If all five rungs produce zero hits, the retry ladder exits with bmCandidates = [] and attempts populated for every rung that ran (excluding silently-skipped ones). Fusion still runs: when the vector leg has candidates, mode === 'hybrid' fuses [vecCandidates] alone through reciprocalRankFusion; when both legs are empty, fused = [] and trace.rerankSkippedReason = 'empty_candidates'.

Trigram fallback details

  • Built lazily on first fallback invocation per Retrieval instance. Either from the caller-supplied trigramChunks or by reading id, path, title, summary, content from knowledge_chunks via the index’s SQLite handle.

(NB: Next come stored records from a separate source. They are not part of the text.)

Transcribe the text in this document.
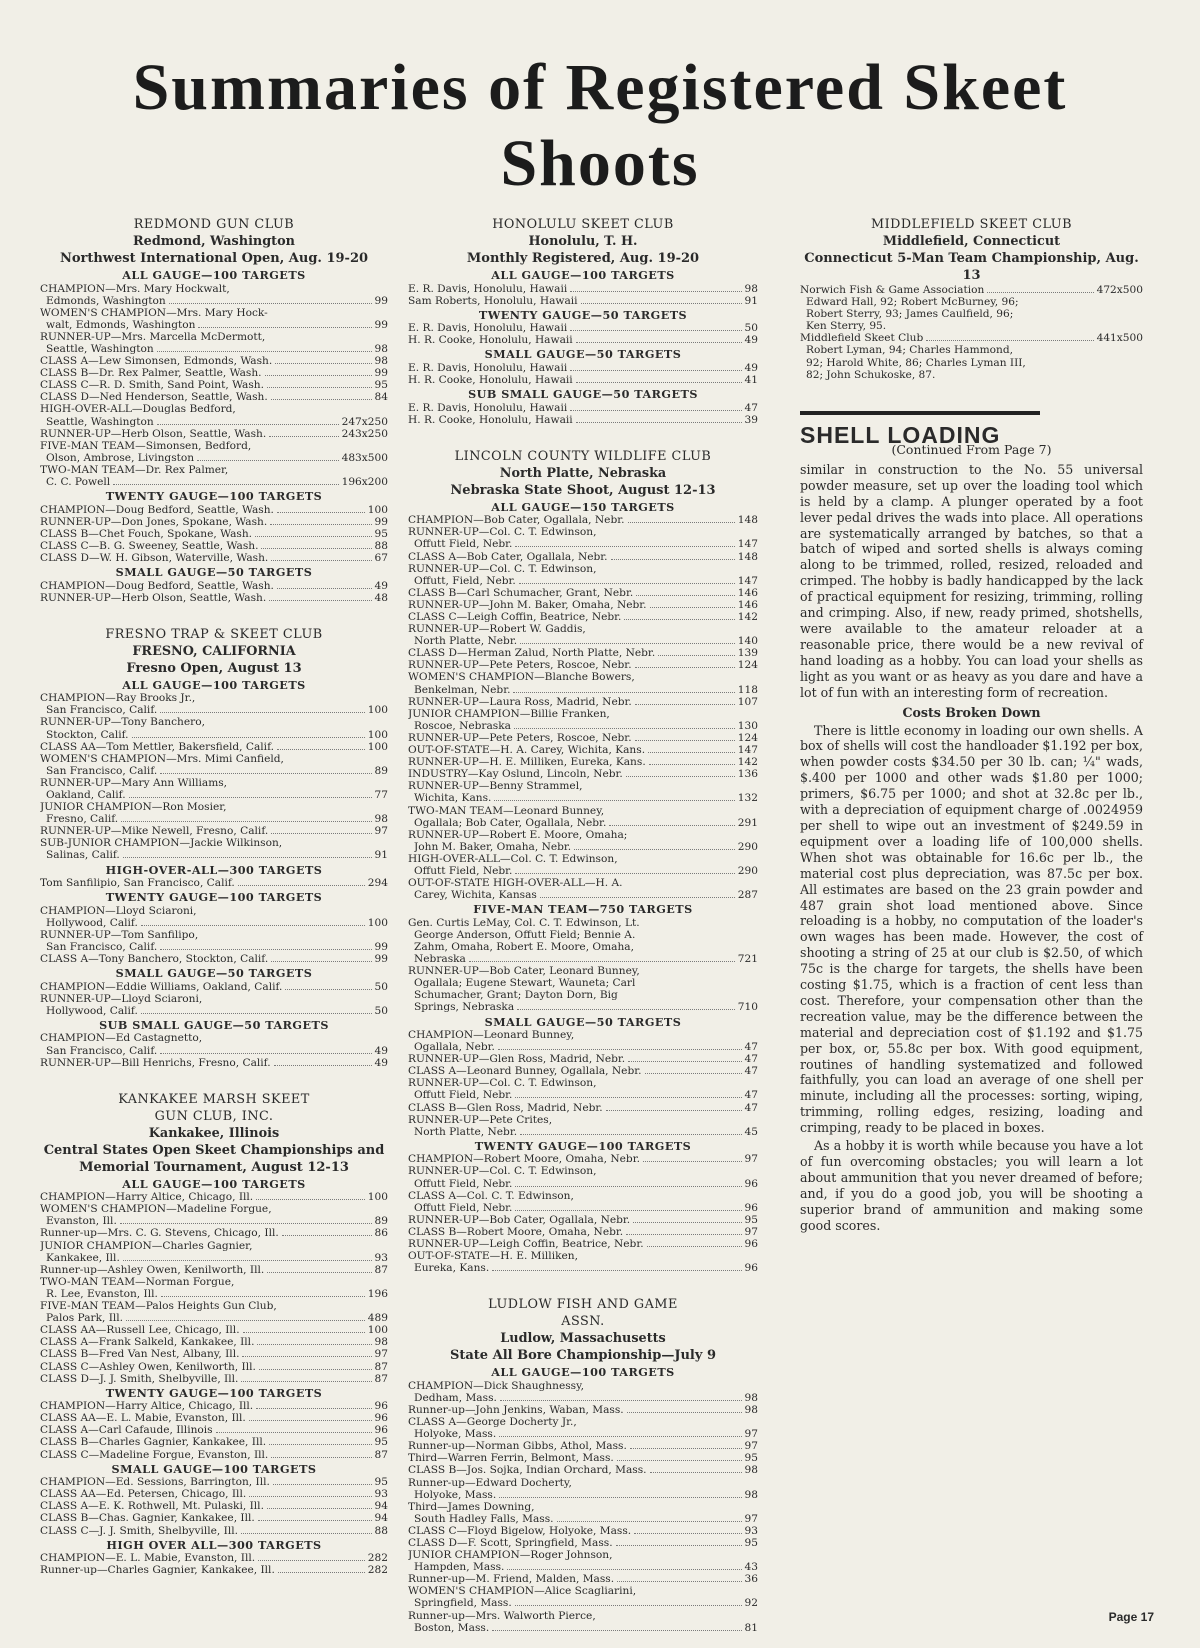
Summaries of Registered Skeet Shoots
REDMOND GUN CLUB
Redmond, Washington
Northwest International Open, Aug. 19-20
ALL GAUGE—100 TARGETS
CHAMPION—Mrs. Mary Hockwalt,
Edmonds, Washington	99
WOMEN'S CHAMPION—Mrs. Mary Hock-
walt, Edmonds, Washington	99
RUNNER-UP—Mrs. Marcella McDermott,
Seattle, Washington	98
CLASS A—Lew Simonsen, Edmonds, Wash.	98
CLASS B—Dr. Rex Palmer, Seattle, Wash.	99
CLASS C—R. D. Smith, Sand Point, Wash.	95
CLASS D—Ned Henderson, Seattle, Wash.	84
HIGH-OVER-ALL—Douglas Bedford,
Seattle, Washington	247x250
RUNNER-UP—Herb Olson, Seattle, Wash.	243x250
FIVE-MAN TEAM—Simonsen, Bedford,
Olson, Ambrose, Livingston	483x500
TWO-MAN TEAM—Dr. Rex Palmer,
C. C. Powell	196x200
TWENTY GAUGE—100 TARGETS
CHAMPION—Doug Bedford, Seattle, Wash.	100
RUNNER-UP—Don Jones, Spokane, Wash.	99
CLASS B—Chet Fouch, Spokane, Wash.	95
CLASS C—B. G. Sweeney, Seattle, Wash.	88
CLASS D—W. H. Gibson, Waterville, Wash.	67
SMALL GAUGE—50 TARGETS
CHAMPION—Doug Bedford, Seattle, Wash.	49
RUNNER-UP—Herb Olson, Seattle, Wash.	48
FRESNO TRAP & SKEET CLUB
FRESNO, CALIFORNIA
Fresno Open, August 13
ALL GAUGE—100 TARGETS
CHAMPION—Ray Brooks Jr.,
San Francisco, Calif.	100
RUNNER-UP—Tony Banchero,
Stockton, Calif.	100
CLASS AA—Tom Mettler, Bakersfield, Calif.	100
WOMEN'S CHAMPION—Mrs. Mimi Canfield,
San Francisco, Calif.	89
RUNNER-UP—Mary Ann Williams,
Oakland, Calif.	77
JUNIOR CHAMPION—Ron Mosier,
Fresno, Calif.	98
RUNNER-UP—Mike Newell, Fresno, Calif.	97
SUB-JUNIOR CHAMPION—Jackie Wilkinson,
Salinas, Calif.	91
HIGH-OVER-ALL—300 TARGETS
Tom Sanfilipio, San Francisco, Calif.	294
TWENTY GAUGE—100 TARGETS
CHAMPION—Lloyd Sciaroni,
Hollywood, Calif.	100
RUNNER-UP—Tom Sanfilipo,
San Francisco, Calif.	99
CLASS A—Tony Banchero, Stockton, Calif.	99
SMALL GAUGE—50 TARGETS
CHAMPION—Eddie Williams, Oakland, Calif.	50
RUNNER-UP—Lloyd Sciaroni,
Hollywood, Calif.	50
SUB SMALL GAUGE—50 TARGETS
CHAMPION—Ed Castagnetto,
San Francisco, Calif.	49
RUNNER-UP—Bill Henrichs, Fresno, Calif.	49
KANKAKEE MARSH SKEET
GUN CLUB, INC.
Kankakee, Illinois
Central States Open Skeet Championships and Memorial Tournament, August 12-13
ALL GAUGE—100 TARGETS
CHAMPION—Harry Altice, Chicago, Ill.	100
WOMEN'S CHAMPION—Madeline Forgue,
Evanston, Ill.	89
Runner-up—Mrs. C. G. Stevens, Chicago, Ill.	86
JUNIOR CHAMPION—Charles Gagnier,
Kankakee, Ill.	93
Runner-up—Ashley Owen, Kenilworth, Ill.	87
TWO-MAN TEAM—Norman Forgue,
R. Lee, Evanston, Ill.	196
FIVE-MAN TEAM—Palos Heights Gun Club,
Palos Park, Ill.	489
CLASS AA—Russell Lee, Chicago, Ill.	100
CLASS A—Frank Salkeld, Kankakee, Ill.	98
CLASS B—Fred Van Nest, Albany, Ill.	97
CLASS C—Ashley Owen, Kenilworth, Ill.	87
CLASS D—J. J. Smith, Shelbyville, Ill.	87
TWENTY GAUGE—100 TARGETS
CHAMPION—Harry Altice, Chicago, Ill.	96
CLASS AA—E. L. Mabie, Evanston, Ill.	96
CLASS A—Carl Cafaude, Illinois	96
CLASS B—Charles Gagnier, Kankakee, Ill.	95
CLASS C—Madeline Forgue, Evanston, Ill.	87
SMALL GAUGE—100 TARGETS
CHAMPION—Ed. Sessions, Barrington, Ill.	95
CLASS AA—Ed. Petersen, Chicago, Ill.	93
CLASS A—E. K. Rothwell, Mt. Pulaski, Ill.	94
CLASS B—Chas. Gagnier, Kankakee, Ill.	94
CLASS C—J. J. Smith, Shelbyville, Ill.	88
HIGH OVER ALL—300 TARGETS
CHAMPION—E. L. Mabie, Evanston, Ill.	282
Runner-up—Charles Gagnier, Kankakee, Ill.	282
HONOLULU SKEET CLUB
Honolulu, T. H.
Monthly Registered, Aug. 19-20
ALL GAUGE—100 TARGETS
E. R. Davis, Honolulu, Hawaii	98
Sam Roberts, Honolulu, Hawaii	91
TWENTY GAUGE—50 TARGETS
E. R. Davis, Honolulu, Hawaii	50
H. R. Cooke, Honolulu, Hawaii	49
SMALL GAUGE—50 TARGETS
E. R. Davis, Honolulu, Hawaii	49
H. R. Cooke, Honolulu, Hawaii	41
SUB SMALL GAUGE—50 TARGETS
E. R. Davis, Honolulu, Hawaii	47
H. R. Cooke, Honolulu, Hawaii	39
LINCOLN COUNTY WILDLIFE CLUB
North Platte, Nebraska
Nebraska State Shoot, August 12-13
ALL GAUGE—150 TARGETS
CHAMPION—Bob Cater, Ogallala, Nebr.	148
RUNNER-UP—Col. C. T. Edwinson,
Offutt Field, Nebr.	147
CLASS A—Bob Cater, Ogallala, Nebr.	148
RUNNER-UP—Col. C. T. Edwinson,
Offutt, Field, Nebr.	147
CLASS B—Carl Schumacher, Grant, Nebr.	146
RUNNER-UP—John M. Baker, Omaha, Nebr.	146
CLASS C—Leigh Coffin, Beatrice, Nebr.	142
RUNNER-UP—Robert W. Gaddis,
North Platte, Nebr.	140
CLASS D—Herman Zalud, North Platte, Nebr.	139
RUNNER-UP—Pete Peters, Roscoe, Nebr.	124
WOMEN'S CHAMPION—Blanche Bowers,
Benkelman, Nebr.	118
RUNNER-UP—Laura Ross, Madrid, Nebr.	107
JUNIOR CHAMPION—Billie Franken,
Roscoe, Nebraska	130
RUNNER-UP—Pete Peters, Roscoe, Nebr.	124
OUT-OF-STATE—H. A. Carey, Wichita, Kans.	147
RUNNER-UP—H. E. Milliken, Eureka, Kans.	142
INDUSTRY—Kay Oslund, Lincoln, Nebr.	136
RUNNER-UP—Benny Strammel,
Wichita, Kans.	132
TWO-MAN TEAM—Leonard Bunney,
Ogallala; Bob Cater, Ogallala, Nebr.	291
RUNNER-UP—Robert E. Moore, Omaha;
John M. Baker, Omaha, Nebr.	290
HIGH-OVER-ALL—Col. C. T. Edwinson,
Offutt Field, Nebr.	290
OUT-OF-STATE HIGH-OVER-ALL—H. A.
Carey, Wichita, Kansas	287
FIVE-MAN TEAM—750 TARGETS
Gen. Curtis LeMay, Col. C. T. Edwinson, Lt.
George Anderson, Offutt Field; Bennie A.
Zahm, Omaha, Robert E. Moore, Omaha,
Nebraska	721
RUNNER-UP—Bob Cater, Leonard Bunney,
Ogallala; Eugene Stewart, Wauneta; Carl
Schumacher, Grant; Dayton Dorn, Big
Springs, Nebraska	710
SMALL GAUGE—50 TARGETS
CHAMPION—Leonard Bunney,
Ogallala, Nebr.	47
RUNNER-UP—Glen Ross, Madrid, Nebr.	47
CLASS A—Leonard Bunney, Ogallala, Nebr.	47
RUNNER-UP—Col. C. T. Edwinson,
Offutt Field, Nebr.	47
CLASS B—Glen Ross, Madrid, Nebr.	47
RUNNER-UP—Pete Crites,
North Platte, Nebr.	45
TWENTY GAUGE—100 TARGETS
CHAMPION—Robert Moore, Omaha, Nebr.	97
RUNNER-UP—Col. C. T. Edwinson,
Offutt Field, Nebr.	96
CLASS A—Col. C. T. Edwinson,
Offutt Field, Nebr.	96
RUNNER-UP—Bob Cater, Ogallala, Nebr.	95
CLASS B—Robert Moore, Omaha, Nebr.	97
RUNNER-UP—Leigh Coffin, Beatrice, Nebr.	96
OUT-OF-STATE—H. E. Milliken,
Eureka, Kans.	96
LUDLOW FISH AND GAME
ASSN.
Ludlow, Massachusetts
State All Bore Championship—July 9
ALL GAUGE—100 TARGETS
CHAMPION—Dick Shaughnessy,
Dedham, Mass.	98
Runner-up—John Jenkins, Waban, Mass.	98
CLASS A—George Docherty Jr.,
Holyoke, Mass.	97
Runner-up—Norman Gibbs, Athol, Mass.	97
Third—Warren Ferrin, Belmont, Mass.	95
CLASS B—Jos. Sojka, Indian Orchard, Mass.	98
Runner-up—Edward Docherty,
Holyoke, Mass.	98
Third—James Downing,
South Hadley Falls, Mass.	97
CLASS C—Floyd Bigelow, Holyoke, Mass.	93
CLASS D—F. Scott, Springfield, Mass.	95
JUNIOR CHAMPION—Roger Johnson,
Hampden, Mass.	43
Runner-up—M. Friend, Malden, Mass.	36
WOMEN'S CHAMPION—Alice Scagliarini,
Springfield, Mass.	92
Runner-up—Mrs. Walworth Pierce,
Boston, Mass.	81
MIDDLEFIELD SKEET CLUB
Middlefield, Connecticut
Connecticut 5-Man Team Championship, Aug. 13
Norwich Fish & Game Association	472x500
Edward Hall, 92; Robert McBurney, 96;
Robert Sterry, 93; James Caulfield, 96;
Ken Sterry, 95.
Middlefield Skeet Club	441x500
Robert Lyman, 94; Charles Hammond,
92; Harold White, 86; Charles Lyman III,
82; John Schukoske, 87.
SHELL LOADING
(Continued From Page 7)

similar in construction to the No. 55 universal powder measure, set up over the loading tool which is held by a clamp. A plunger operated by a foot lever pedal drives the wads into place. All operations are systematically arranged by batches, so that a batch of wiped and sorted shells is always coming along to be trimmed, rolled, resized, reloaded and crimped. The hobby is badly handicapped by the lack of practical equipment for resizing, trimming, rolling and crimping. Also, if new, ready primed, shotshells, were available to the amateur reloader at a reasonable price, there would be a new revival of hand loading as a hobby. You can load your shells as light as you want or as heavy as you dare and have a lot of fun with an interesting form of recreation.

Costs Broken Down

There is little economy in loading our own shells. A box of shells will cost the handloader $1.192 per box, when powder costs $34.50 per 30 lb. can; ¼" wads, $.400 per 1000 and other wads $1.80 per 1000; primers, $6.75 per 1000; and shot at 32.8c per lb., with a depreciation of equipment charge of .0024959 per shell to wipe out an investment of $249.59 in equipment over a loading life of 100,000 shells. When shot was obtainable for 16.6c per lb., the material cost plus depreciation, was 87.5c per box. All estimates are based on the 23 grain powder and 487 grain shot load mentioned above. Since reloading is a hobby, no computation of the loader's own wages has been made. However, the cost of shooting a string of 25 at our club is $2.50, of which 75c is the charge for targets, the shells have been costing $1.75, which is a fraction of cent less than cost. Therefore, your compensation other than the recreation value, may be the difference between the material and depreciation cost of $1.192 and $1.75 per box, or, 55.8c per box. With good equipment, routines of handling systematized and followed faithfully, you can load an average of one shell per minute, including all the processes: sorting, wiping, trimming, rolling edges, resizing, loading and crimping, ready to be placed in boxes.

As a hobby it is worth while because you have a lot of fun overcoming obstacles; you will learn a lot about ammunition that you never dreamed of before; and, if you do a good job, you will be shooting a superior brand of ammunition and making some good scores.

Page 17
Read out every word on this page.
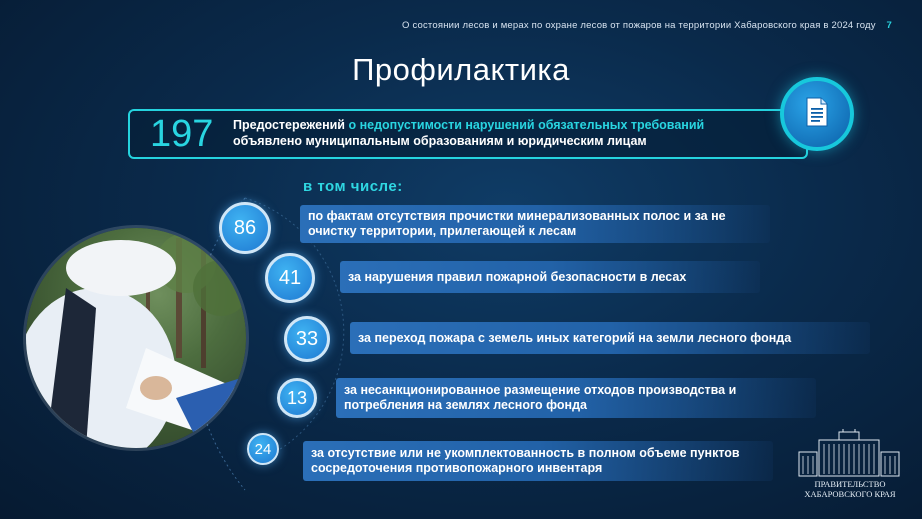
О состоянии лесов и мерах по охране лесов от пожаров на территории Хабаровского края в 2024 году 7
Профилактика
197 Предостережений о недопустимости нарушений обязательных требований
объявлено муниципальным образованиям и юридическим лицам
в том числе:
по фактам отсутствия прочистки минерализованных полос и за не очистку территории, прилегающей к лесам
86
за нарушения правил пожарной безопасности в лесах
41
за переход пожара с земель иных категорий на земли лесного фонда
33
за несанкционированное размещение отходов производства и потребления на землях лесного фонда
13
за отсутствие или не укомплектованность в полном объеме пунктов сосредоточения противопожарного инвентаря
24
ПРАВИТЕЛЬСТВО
ХАБАРОВСКОГО КРАЯ
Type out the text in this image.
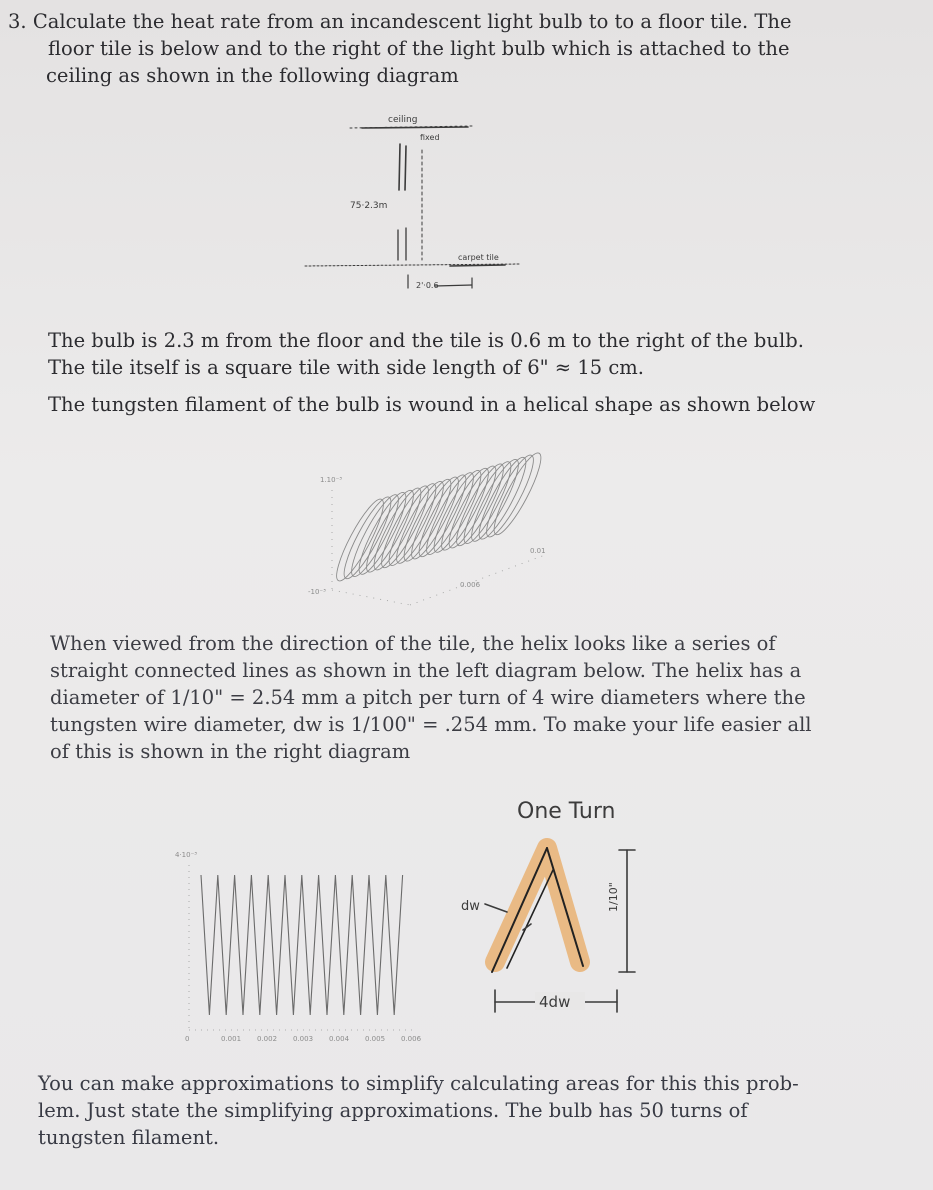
3. Calculate the heat rate from an incandescent light bulb to to a floor tile. The
floor tile is below and to the right of the light bulb which is attached to the
ceiling as shown in the following diagram
ceiling
fixed
75·2.3m
carpet tile
2'·0.6
The bulb is 2.3 m from the floor and the tile is 0.6 m to the right of the bulb.
The tile itself is a square tile with side length of 6" ≈ 15 cm.
The tungsten filament of the bulb is wound in a helical shape as shown below
1.10⁻³
-10⁻³
0.006
0.01
When viewed from the direction of the tile, the helix looks like a series of
straight connected lines as shown in the left diagram below. The helix has a
diameter of 1/10" = 2.54 mm a pitch per turn of 4 wire diameters where the
tungsten wire diameter, dw is 1/100" = .254 mm. To make your life easier all
of this is shown in the right diagram
4·10⁻³
0	0.001 0.002 0.003 0.004 0.005 0.006
One Turn
dw	1/10"
4dw
You can make approximations to simplify calculating areas for this this prob-
lem. Just state the simplifying approximations. The bulb has 50 turns of
tungsten filament.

  • Slug text is slugTextFor(path): lowercase the path, keep the last segment, strip the .md suffix, and collapse non-alphanumerics to spaces.
  • Trigrams are $-padded 3-grams over each space-separated word of the slug text. Words shorter than 3 characters after padding are dropped.
  • jaccard(A, B) = |A ∩ B| / |A ∪ B|. The threshold constant TRIGRAM_JACCARD_THRESHOLD = 0.3 is fixed.
  • Candidates are sorted by similarity descending, ties broken by path ascending, and truncated to candidateK. The attempt row reports the joined query tokens as its query field.